Current existing HMDs directly use the posture of helmets to indicate the direction of targeting. However, these methods ignore the eye movements of pilots, which are more flexible and offer a faster reaction rate. Using eye tracking based direction for aiming may reduce pilot workload on head rotations with a heavy helmet, and thus reduces physical fatigue and improves the combat fitness. As the deep learning advances by leaps and bounds, it is promisingly possible to apply the eye-tracking algorithm to the helmet aiming.

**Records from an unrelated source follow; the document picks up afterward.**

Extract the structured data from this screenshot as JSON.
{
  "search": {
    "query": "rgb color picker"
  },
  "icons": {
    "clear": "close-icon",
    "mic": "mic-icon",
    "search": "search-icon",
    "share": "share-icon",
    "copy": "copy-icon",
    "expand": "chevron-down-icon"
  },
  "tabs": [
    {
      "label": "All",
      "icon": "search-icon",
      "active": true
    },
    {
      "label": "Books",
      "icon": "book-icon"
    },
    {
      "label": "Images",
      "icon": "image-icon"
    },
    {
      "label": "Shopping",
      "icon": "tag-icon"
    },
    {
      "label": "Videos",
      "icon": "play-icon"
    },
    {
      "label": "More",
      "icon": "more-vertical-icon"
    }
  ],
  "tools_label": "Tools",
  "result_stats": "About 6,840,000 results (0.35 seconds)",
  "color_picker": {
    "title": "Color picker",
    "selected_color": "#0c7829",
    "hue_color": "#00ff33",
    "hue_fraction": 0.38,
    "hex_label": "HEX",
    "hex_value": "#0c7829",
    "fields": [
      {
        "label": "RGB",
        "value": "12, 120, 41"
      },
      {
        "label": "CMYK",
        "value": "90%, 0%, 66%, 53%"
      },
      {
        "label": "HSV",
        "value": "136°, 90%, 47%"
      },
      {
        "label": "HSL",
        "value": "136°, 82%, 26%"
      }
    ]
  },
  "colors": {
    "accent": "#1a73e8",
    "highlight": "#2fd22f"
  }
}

Conventional eye-tracking devices are usually placed within a certain distance before the users for gaze estimation [15, 16]. The opaque goggle of a flight helmet inevitably blocks the view from such devices and therefore prevents the direct use of external cameras in a cockpit that senses the eye gaze of a pilot. Therefore, the camera that captures the image of the human eyes must be mounted inside the helmet goggles, which leads to a very close distance between the camera and eyes and the poor lighting condition. Besides, the jitter of a fighter aircraft in a flight process cannot be ignored. All these factors require an accurate and robust eye feature extraction.

Generally, eye-tracking is divided into two steps: eye feature extraction and eye mapping model establishment [1619]. Usually, eye features with both unchanged (the corner of an eye, Purchin’s spot) and changed (the center of the pupil and the edge of the iris) relative positions are extracted [20, 21]. Then feature vectors are constructed based on the relative position of these features and mapped to a 3D gaze direction or a 2D fixation point. Robust eye tracking usually depends on the accurate detection of the eye features such as the iris center or eye corners. In previous eye-tracking works, features are handcrafted by adopting image processing techniques and model fitting [22, 23]. Since such approaches assume the geometry and shape of the eyes, they are sensitive to changes in appearance such as poor lighting conditions, blurriness, and vibrations of the pilot’s head. By leveraging advanced neural network architecture, we propose a deep learning-based method for accurate eye features extraction. A preliminary study was done by the authors in a previous preprint [24].

Driven by the aforementioned needs and difficulties, this work attempts to extract eye features of a pilot equipped with an HMD system, and combines eye movements with the head posture of a pilot for aiming. The main contributions and novelties of this paper are as follows: (1)An eye tracking solution that adapts to pilots wearing HMDs is proposed. The method of space vector transformation is used to combine the head pose and the 3D gaze direction for aiming(2)To improve the accuracy of eye feature extraction in the eye-tracking based HMD aiming scenario, a deep learning-based eye feature detector is trained, supporting the 3D gaze estimation(3)HMD prototype is developed and manufactured, and the accuracy of the proposed HMD aiming system is experimentally evaluated. Results show that the system achieves real-time accurate HMD aiming in the laboratory environment

The remainder of this work is arranged as follows: Section 2 presents the eye feature extraction algorithm, and Section 3 presents the design of the eye-tracking based helmet-mounted display system. These are followed by lab environment tests in Section 4, with detailed evaluation and comparison of results with other counterpart researches. Conclusive remarks are drawn in the last Section 5.

2. Eye Feature Extraction

2.1. Neural Network Architecture

Gaze estimation for pilots requires real-time extraction of high-quality eye features. The stacked hourglass network design [25, 26] is used in this work to meet with the above requirement. The hourglass network is initially proposed for human pose estimation, where a key problem is the occlusion. This design of stacked hourglass network attempts to capture long-range context and to ensure a large receptive field. The stacked hourglass network meets the needs of extracting information at different sizes, so it is suitable for extracting eye features. Although eye images contain fewer global structural elements than pose estimation, there are still important spatial contexts that could be developed by large receptive field models. We take advantage of this property to train an eye feature extractor.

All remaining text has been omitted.